Vom Ritchie: Nicht nur. Ich höre viel Verschiedenes. Ein großer Umfang.

Was ist deine Lieblingsband?

Vom Ritchie: Meine Lieblingsband ist eine Band aus Chicago namens Moto, eine Untergrundband. Meine Einflüsse als ich jünger war waren The Jimi Hendrix Experience, Deep Purple und Black Sabbath.

Also haben dich diese Bands dazu bewegt ein Schlagzeuger zu werden?

Vom Ritchie: Nicht wirklich, aber sie haben mich beeinflusst. Ich wusste irgendwie immer in meiner Seele, dass ich es kann. Ich hatte dieses innere Gefühl. Natürlich haben mich diese Typen inspiriert in dem, was ich spiele. Diese Typen wie Ian Paice, Mitch Mitchell, Bill Ward oder John Bonham, aber der Wille, das Instrument zu spielen war einfach da.

Du lebst seit 19 Jahren in Düsseldorf.

Vom Ritchie: Ja. Es gefällt mir hier sehr. Ich liebe Düsseldorf. Ich liebe meine Freunde, die ich hier habe. Ich bin froh, dass ich hier so viele Freunde habe. Nicht nur die englischen, sondern auch viele andere Freunde. Ich bin jetzt fest entschlossen, Deutsch zu lernen.

Mit all dem Bandstress, da bleibt doch sicherlich keine Zeit mehr für die Familie?

Vom Ritchie: Doch, ich verbringe Zeit mit meiner Familie. Vielleicht nicht soviel, wie ich es gerne hätte, aber ich muss mich auch noch um die Plattenfirma kümmern. Ich versuche mich um sie zu kümmern, wenn mein Sohn in der Schule ist, sodass ich Zeit für ihn habe, wenn er da ist.

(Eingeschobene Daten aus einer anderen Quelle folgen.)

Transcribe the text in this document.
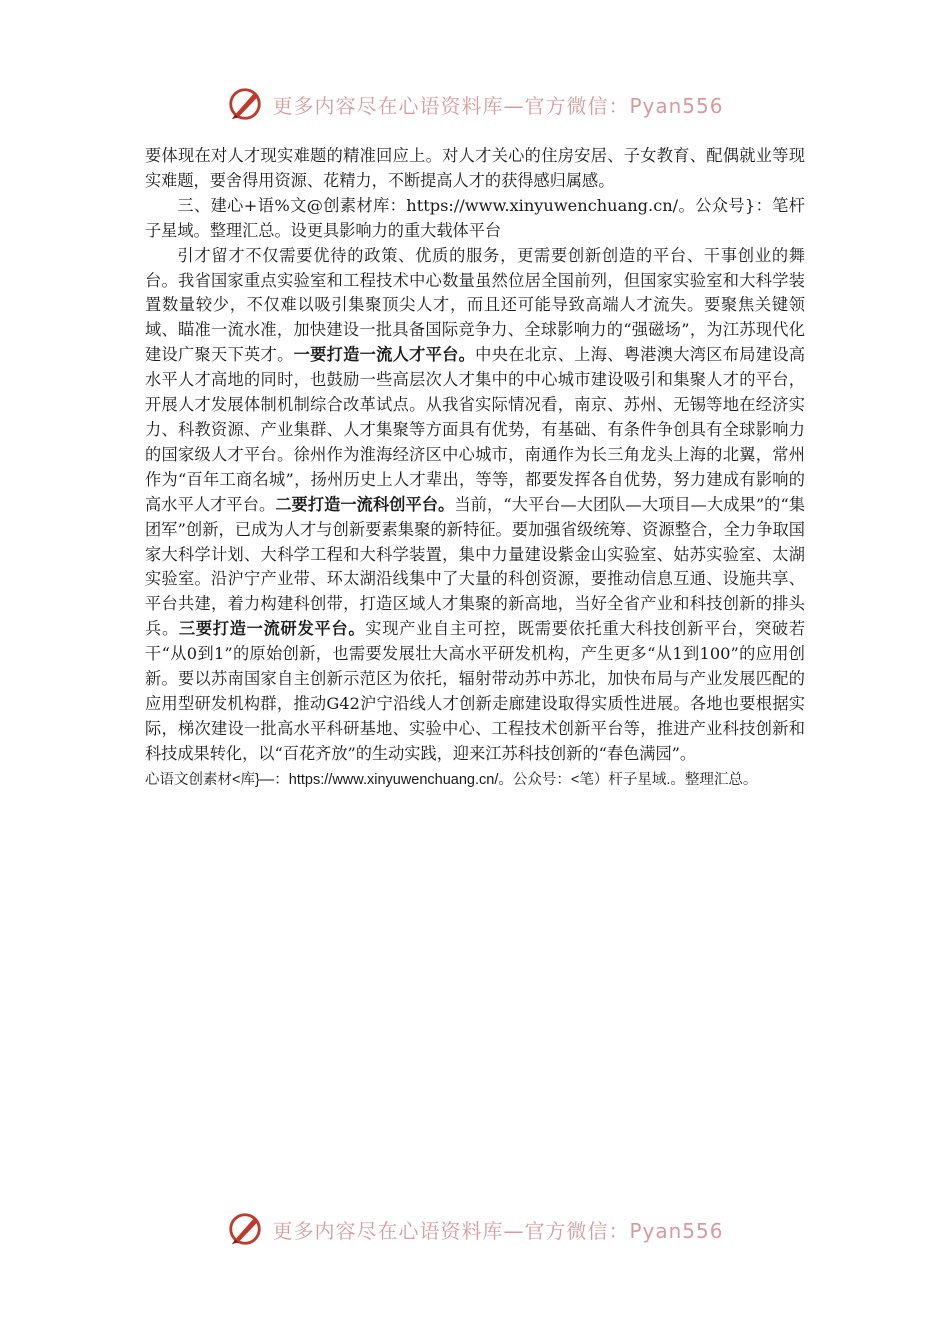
更多内容尽在心语资料库—官方微信：Pyan556

要体现在对人才现实难题的精准回应上。对人才关心的住房安居、子女教育、配偶就业等现实难题，要舍得用资源、花精力，不断提高人才的获得感归属感。

三、建心+语%文@创素材库：https://www.xinyuwenchuang.cn/。公众号}：笔杆子星域。整理汇总。设更具影响力的重大载体平台

引才留才不仅需要优待的政策、优质的服务，更需要创新创造的平台、干事创业的舞台。我省国家重点实验室和工程技术中心数量虽然位居全国前列，但国家实验室和大科学装置数量较少，不仅难以吸引集聚顶尖人才，而且还可能导致高端人才流失。要聚焦关键领域、瞄准一流水准，加快建设一批具备国际竞争力、全球影响力的“强磁场”，为江苏现代化建设广聚天下英才。一要打造一流人才平台。中央在北京、上海、粤港澳大湾区布局建设高水平人才高地的同时，也鼓励一些高层次人才集中的中心城市建设吸引和集聚人才的平台，开展人才发展体制机制综合改革试点。从我省实际情况看，南京、苏州、无锡等地在经济实力、科教资源、产业集群、人才集聚等方面具有优势，有基础、有条件争创具有全球影响力的国家级人才平台。徐州作为淮海经济区中心城市，南通作为长三角龙头上海的北翼，常州作为“百年工商名城”，扬州历史上人才辈出，等等，都要发挥各自优势，努力建成有影响的高水平人才平台。二要打造一流科创平台。当前，“大平台—大团队—大项目—大成果”的“集团军”创新，已成为人才与创新要素集聚的新特征。要加强省级统筹、资源整合，全力争取国家大科学计划、大科学工程和大科学装置，集中力量建设紫金山实验室、姑苏实验室、太湖实验室。沿沪宁产业带、环太湖沿线集中了大量的科创资源，要推动信息互通、设施共享、平台共建，着力构建科创带，打造区域人才集聚的新高地，当好全省产业和科技创新的排头兵。三要打造一流研发平台。实现产业自主可控，既需要依托重大科技创新平台，突破若干“从0到1”的原始创新，也需要发展壮大高水平研发机构，产生更多“从1到100”的应用创新。要以苏南国家自主创新示范区为依托，辐射带动苏中苏北，加快布局与产业发展匹配的应用型研发机构群，推动G42沪宁沿线人才创新走廊建设取得实质性进展。各地也要根据实际，梯次建设一批高水平科研基地、实验中心、工程技术创新平台等，推进产业科技创新和科技成果转化，以“百花齐放”的生动实践，迎来江苏科技创新的“春色满园”。

心语文创素材<库}—：https://www.xinyuwenchuang.cn/。公众号：<笔）杆子星域.。整理汇总。

更多内容尽在心语资料库—官方微信：Pyan556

Hast du noch Zeit für andere Hobbys?

Vom Ritchie: Ich habe nicht viel Zeit für andere Hobbys, aber ich spiele gerne Tischtennis, Billard und Kicker. Mein größtes Hobby ist aber die Plattenfirma. Wir machen das, um die Musik, die wir mögen zu veröffentlichen. Wir machen nicht besonders viel Geld damit, aber es macht uns Spaß. Das ist auch ein Grund, warum ich die Hosen respektiere: Sie haben ihre eigene Plattenfirma. Vielleicht werde ich mich mal nur noch um die Plattenfirma kümmern, wenn wir zu alt sind für unseren Punk.

Im Gegensatz zu den anderen Bands, die zurzeit auf dem Markt sind, gehörst du eher zur älteren Generation. Glaubst du, dass du noch lange mit den Toten Hosen weitermachen wirst?

Vom Ritchie: Wer weiß. Aber was sollten wir sonst machen? Ich wüsste, was ich machen würde, aber ich weiß nicht, ob das reichen würde, um das Haus zu finanzieren (lacht). Ich glaube, wir alle wissen, wann es Zeit ist aufzuhören, aber im Moment läuft alles gut. Es existieren keine Pläne, die sagen, dass wir aufhören.

Du bist in einer kleinen Stadt in England aufgewachsen. Vermisst Du sie?

Vom Ritchie: Manchmal. Die Leute in der Stadt machen immer noch ihr eigenes Ding. Aber sie haben sich auch alle fest niedergelassen und sind verheiratet. Ich hingegen gehe immer noch gerne zu Konzerten und Shows, und die Möglichkeit gibt es dort nicht. Hier ist es toll, weil immer etwas los ist. Besonders Düsseldorf und Köln sind toll, weil hier musikalisch viel passiert. Den Stadtteil, in dem ich wohne, mag ich besonders, da man in der Nähe der Stadt wohnt, aber nicht so richtig im Zentrum. Es ist wie ein Dorf. Jeder kennt hier jeden. Das gefällt mir.

Info

Am 6. August 1964 ist Vom Ritchie in Billericay, England, geboren worden. Dort verbrachte er auch seine Kindheit. Vom Ritchie lebt seit 19 Jahren in Düsseldorf. Mit seiner Frau hat er einen gemeinsamen Sohn.